Until a journalist fought to open them up.

Callahan fought for the release of investigative records, documents, videotaped confessions, etc. She spoke to some of the investigators tasked with finding out as much as they could about Keyes and other crimes he claims to have committed. What shakes out of that endeavor is a story about a serial killer with no predictable patterns, no clear M.O. That makes discovering exactly who he killed and when even more difficult. Her work reveals a man trained by the military, raised with white supremacist beliefs and able to leave for a cruise while a young woman's body lay hidden in a shed outside of his house.

Keyes gave his investigators information they never would have learned without his confessions; he also made them look like fools at nearly every turn. The randomness of his crimes and what he may have done to his own body to pull them off makes for some seriously disturbed sleep. Fortunately, I finished it quickly or it could have been a long week...

This book is chilling in its detail. It's complete in its critical examination of a largely botched investigation. And, at the very end, it leaves the door open to so many other possible secrets that the rest of the world will likely never know.
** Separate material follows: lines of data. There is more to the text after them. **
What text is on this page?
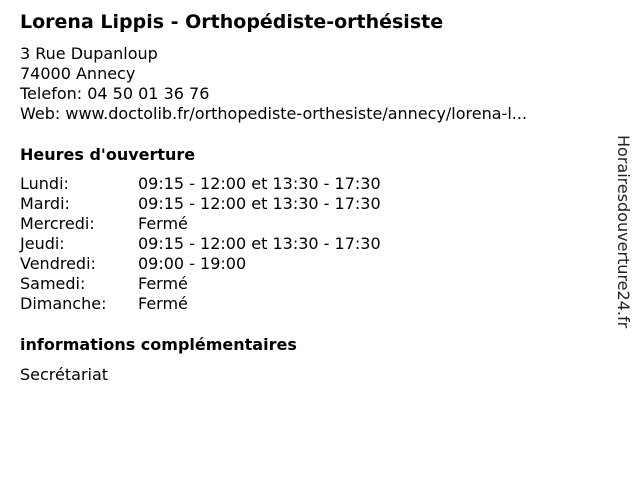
Lorena Lippis - Orthopédiste-orthésiste
3 Rue Dupanloup
74000 Annecy
Telefon: 04 50 01 36 76
Web: www.doctolib.fr/orthopediste-orthesiste/annecy/lorena-l...
Heures d'ouverture
Lundi:	09:15 - 12:00 et 13:30 - 17:30
Mardi:	09:15 - 12:00 et 13:30 - 17:30
Mercredi:	Fermé
Jeudi:	09:15 - 12:00 et 13:30 - 17:30
Vendredi:	09:00 - 19:00
Samedi:	Fermé
Dimanche:	Fermé
informations complémentaires
Secrétariat
Horairesdouverture24.fr
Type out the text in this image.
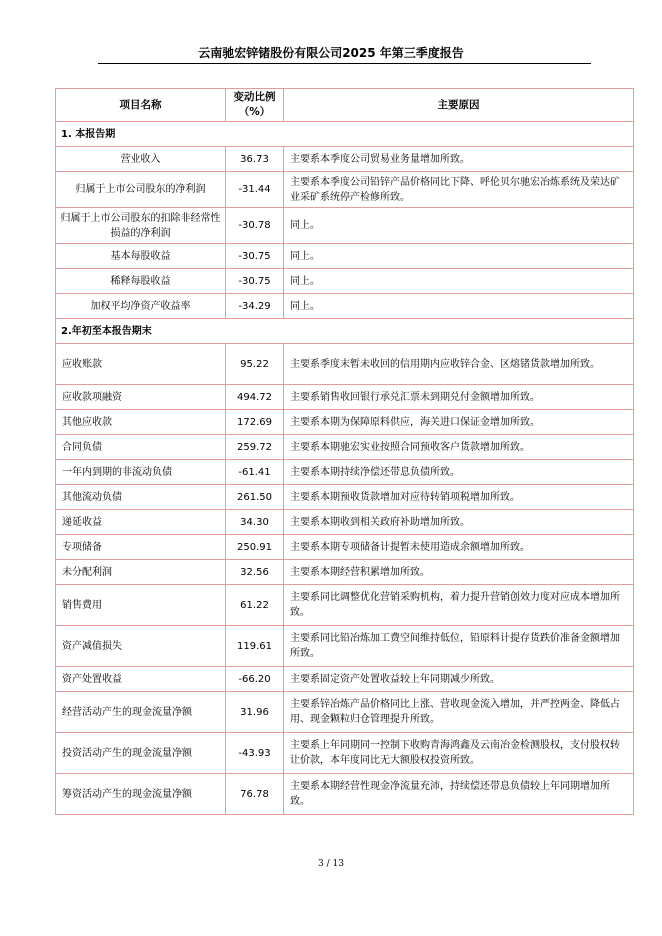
云南驰宏锌锗股份有限公司2025 年第三季度报告
项目名称	变动比例（%）	主要原因
1. 本报告期		
营业收入	36.73	主要系本季度公司贸易业务量增加所致。
归属于上市公司股东的净利润	-31.44	主要系本季度公司铅锌产品价格同比下降、呼伦贝尔驰宏冶炼系统及荣达矿业采矿系统停产检修所致。
归属于上市公司股东的扣除非经常性损益的净利润	-30.78	同上。
基本每股收益	-30.75	同上。
稀释每股收益	-30.75	同上。
加权平均净资产收益率	-34.29	同上。
2.年初至本报告期末		
应收账款	95.22	主要系季度末暂未收回的信用期内应收锌合金、区熔锗货款增加所致。
应收款项融资	494.72	主要系销售收回银行承兑汇票未到期兑付金额增加所致。
其他应收款	172.69	主要系本期为保障原料供应，海关进口保证金增加所致。
合同负债	259.72	主要系本期驰宏实业按照合同预收客户货款增加所致。
一年内到期的非流动负债	-61.41	主要系本期持续净偿还带息负债所致。
其他流动负债	261.50	主要系本期预收货款增加对应待转销项税增加所致。
递延收益	34.30	主要系本期收到相关政府补助增加所致。
专项储备	250.91	主要系本期专项储备计提暂未使用造成余额增加所致。
未分配利润	32.56	主要系本期经营积累增加所致。
销售费用	61.22	主要系同比调整优化营销采购机构，着力提升营销创效力度对应成本增加所致。
资产减值损失	119.61	主要系同比铅冶炼加工费空间维持低位，铅原料计提存货跌价准备金额增加所致。
资产处置收益	-66.20	主要系固定资产处置收益较上年同期减少所致。
经营活动产生的现金流量净额	31.96	主要系锌冶炼产品价格同比上涨、营收现金流入增加，并严控两金、降低占用、现金颗粒归仓管理提升所致。
投资活动产生的现金流量净额	-43.93	主要系上年同期同一控制下收购青海鸿鑫及云南冶金检测股权，支付股权转让价款，本年度同比无大额股权投资所致。
筹资活动产生的现金流量净额	76.78	主要系本期经营性现金净流量充沛，持续偿还带息负债较上年同期增加所致。
3 / 13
Extremely Loud and Incredibly Close


Oskar Schell wears heavy boots.

That's how the little boy at the heart of this moving story describes how he feels when his emotions are just too much. Heavy boots.

This book made me feel like my boots were heavier than I ever imagined.

This is Oskar's story about finding a connection to his dad, who was in the World Trade Center on 911. He's not handling those emotions well - who would, really? - and, reaches out for any way to find the connection he lost that day. He finds a key in his father's closet with a name written on the envelope. Black. Desperate to find someone who knew his dad and could tell him what that key would open, young Oskar decides he needs to meet everyone in the NYC phone book with the last name "Black."  His journey takes him down subways, through boroughs and into people's homes he never imagined.

He's a little boy with quirks, no well-liked or understood. He has a mind far beyond his years and emotions he's clearly not capable of expressing or understanding. He's a really grown-up tiny child. I wanted to swoop Oskar up in my arms or at least help carry him on this journey.

Along the way, we also learn about Oskar's grandmother who lives across the street and a desperate secret about family she's been hiding as well.

This book has been out for years and was made into a movie as well. I really hadn't considered reading it until I heard the author Jonathan Safran Foer on the Dax Shepard podcast "Armchair Expert." Halfway through the interview, I liked this guy so much, I went online and ordered his book! When I went back to the interview, I heard Foer say this was his least favorite book among those he's written! Crap! And, when I started it, I wasn't sure I would finish. It's heavy and meandered a bit and I wasn't sure it was going to end up anywhere that satisfied me.

I'm glad I stuck with it. The second half picked up and the last quarter was exquisite. You don't find joy in this story, but you do find satisfaction. Connection. And truth. And you are reminded about how much in our lives we don't say, even to the people who mean the most. We worry about being too vulnerable; we worry about bringing other people down. And what we don't say often drives us apart.

Warning, though: it will absolutely make you feel those heavy boots.